As a general guideline, it is preferable to connect any cable shields to the metal chassis (not PCB ground), at just one end. To keep things simple when multiple shielded cables connect out from some central device, the shield connection should be done only at the "hub" device, and left open at the "spoke" devices.
Similarly, for a chain of devices connected by shielded cable, each shield ought to be connected to the chassis of the upstream device, and left open at the downstream end. Yes, this does mean that the shields of different links of such a chain might be at different potentials, depending on how well earthed the individual devices are, but this is generally not a problem.
A basic, inexpensive addition incorporated in many consumer device cables today, is a clamp-on ferrite bead or "split bead" at each end of the cable, close to the connector. This reduces high frequency EMI off the shield with minimal complexity. A good document about such RFI beads is here.
Note that the chassis is usually connected to "earth" of the location, not to ground of your circuit board.
Of course, this is a simplification of a fairly complex subject, but it serves the purpose for designs at frequencies where surface effects do not predominate. As frequency of signals involved rises into GHz, other factors need addressing.
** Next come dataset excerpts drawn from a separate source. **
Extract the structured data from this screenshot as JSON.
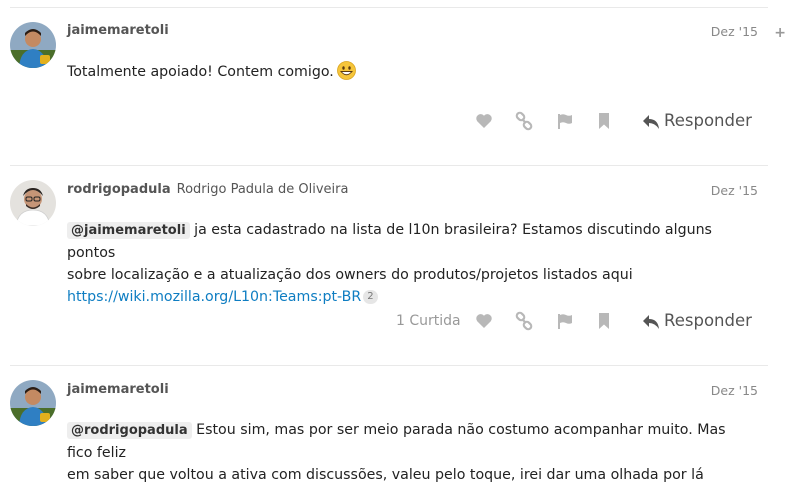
{
  "posts": [
    {
      "username": "jaimemaretoli",
      "fullname": "",
      "date": "Dez '15",
      "text": "Totalmente apoiado! Contem comigo.",
      "emoji": "grinning-face",
      "like_count_label": "",
      "reply_label": "Responder"
    },
    {
      "username": "rodrigopadula",
      "fullname": "Rodrigo Padula de Oliveira",
      "date": "Dez '15",
      "mention": "@jaimemaretoli",
      "text_line1": " ja esta cadastrado na lista de l10n brasileira? Estamos discutindo alguns pontos",
      "text_line2": "sobre localização e a atualização dos owners do produtos/projetos listados aqui",
      "link": "https://wiki.mozilla.org/L10n:Teams:pt-BR",
      "link_clicks": "2",
      "like_count_label": "1 Curtida",
      "reply_label": "Responder"
    },
    {
      "username": "jaimemaretoli",
      "fullname": "",
      "date": "Dez '15",
      "mention": "@rodrigopadula",
      "text_line1": " Estou sim, mas por ser meio parada não costumo acompanhar muito. Mas fico feliz",
      "text_line2": "em saber que voltou a ativa com discussões, valeu pelo toque, irei dar uma olhada por lá"
    }
  ],
  "ui": {
    "expand_symbol": "+",
    "icons": [
      "heart-icon",
      "link-icon",
      "flag-icon",
      "bookmark-icon",
      "reply-icon"
    ],
    "colors": {
      "link": "#0e7dc2",
      "muted": "#888888",
      "action": "#b0b0b0"
    }
  }
}
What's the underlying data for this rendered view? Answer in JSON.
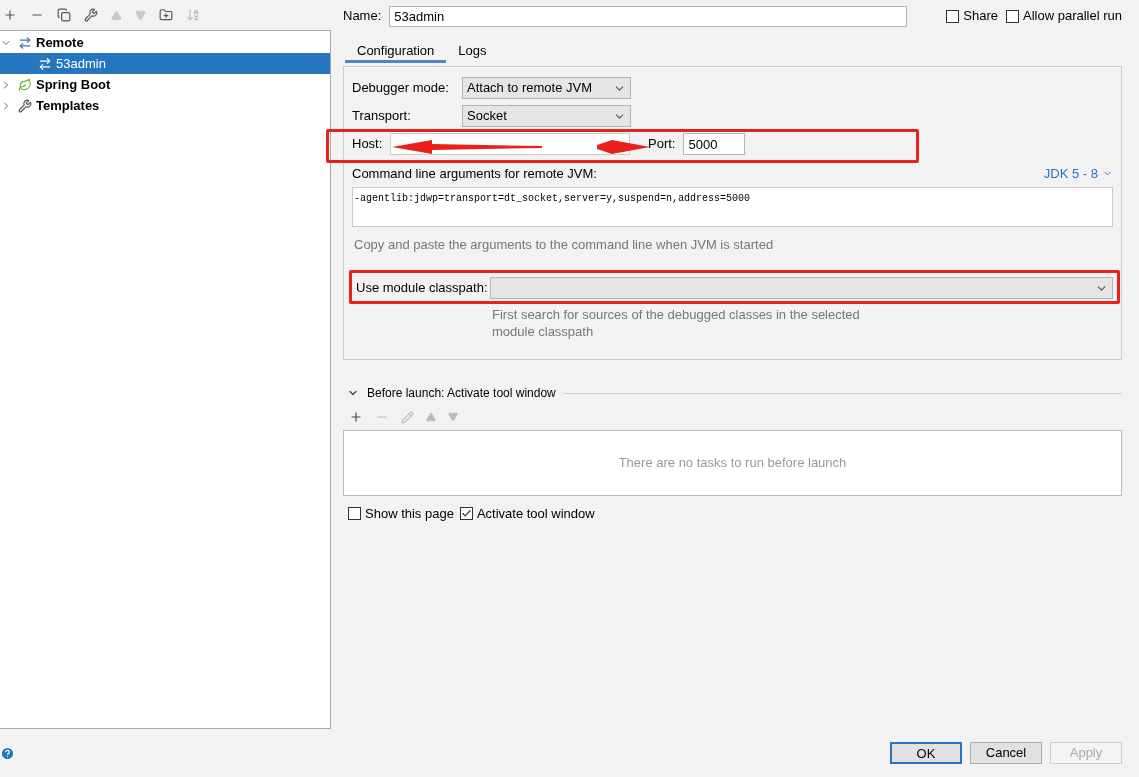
{
  "tree": [
    {
      "label": "Remote",
      "kind": "remote",
      "expanded": true,
      "selected": false,
      "children": [
        {
          "label": "53admin",
          "kind": "config",
          "selected": true
        }
      ]
    },
    {
      "label": "Spring Boot",
      "kind": "spring",
      "expanded": false,
      "selected": false
    },
    {
      "label": "Templates",
      "kind": "templates",
      "expanded": false,
      "selected": false
    }
  ],
  "name": {
    "label": "Name:",
    "value": "53admin"
  },
  "options": [
    {
      "label": "Share",
      "checked": false
    },
    {
      "label": "Allow parallel run",
      "checked": false
    }
  ],
  "tabs": [
    {
      "label": "Configuration",
      "selected": true
    },
    {
      "label": "Logs",
      "selected": false
    }
  ],
  "debugger_mode": {
    "label": "Debugger mode:",
    "value": "Attach to remote JVM"
  },
  "transport": {
    "label": "Transport:",
    "value": "Socket"
  },
  "host": {
    "label": "Host:"
  },
  "port": {
    "label": "Port:",
    "value": "5000"
  },
  "command_line": {
    "label": "Command line arguments for remote JVM:",
    "jdk": "JDK 5 - 8",
    "value": "-agentlib:jdwp=transport=dt_socket,server=y,suspend=n,address=5000",
    "hint": "Copy and paste the arguments to the command line when JVM is started"
  },
  "module_classpath": {
    "label": "Use module classpath:",
    "hint": "First search for sources of the debugged classes in the selected module classpath"
  },
  "before_launch": {
    "title": "Before launch: Activate tool window",
    "expanded": true,
    "empty_text": "There are no tasks to run before launch"
  },
  "bottom_options": [
    {
      "label": "Show this page",
      "checked": false
    },
    {
      "label": "Activate tool window",
      "checked": true
    }
  ],
  "buttons": [
    {
      "label": "OK",
      "default": true,
      "disabled": false
    },
    {
      "label": "Cancel",
      "default": false,
      "disabled": false
    },
    {
      "label": "Apply",
      "default": false,
      "disabled": true
    }
  ]
}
It's worth having a USB cable with ferrite 'stoppers' on it, to attenuate conducted emissions along the cable. This will reduce the chance of hash from the switch mode power supply and other PC generated interference 'getting into' the audio circuits of the ADC that's doing the recording. With an electrically noisy PC, and a cheap ADC, a cable without stoppers might produce breakthrough interference on audio. However, part of the cost of a good ADC should be high immunity to conducted interference.
The ferrite stoppers add a few pence (cents) to the cost of a cable, and most cables I've seen have them (the cylindrical lump close to the connector at one or both ends of the cable), only the very cheapest cables do not.
Once a cable has these stoppers, all cables either work, or are broken, there are no differences in data quality. If it can transfer a file, then it can transfer your highest quality recording. Golden ears cannot tell the difference between two identical files.
I wish I could dream up snake oil like expensive 'audio grade' USB cables and sell them for a fortune to audiophools, but I'm just an honest engineer!
Best Answer
A shield is used to prevent radio waves from coupling into signal or power wires within a cable.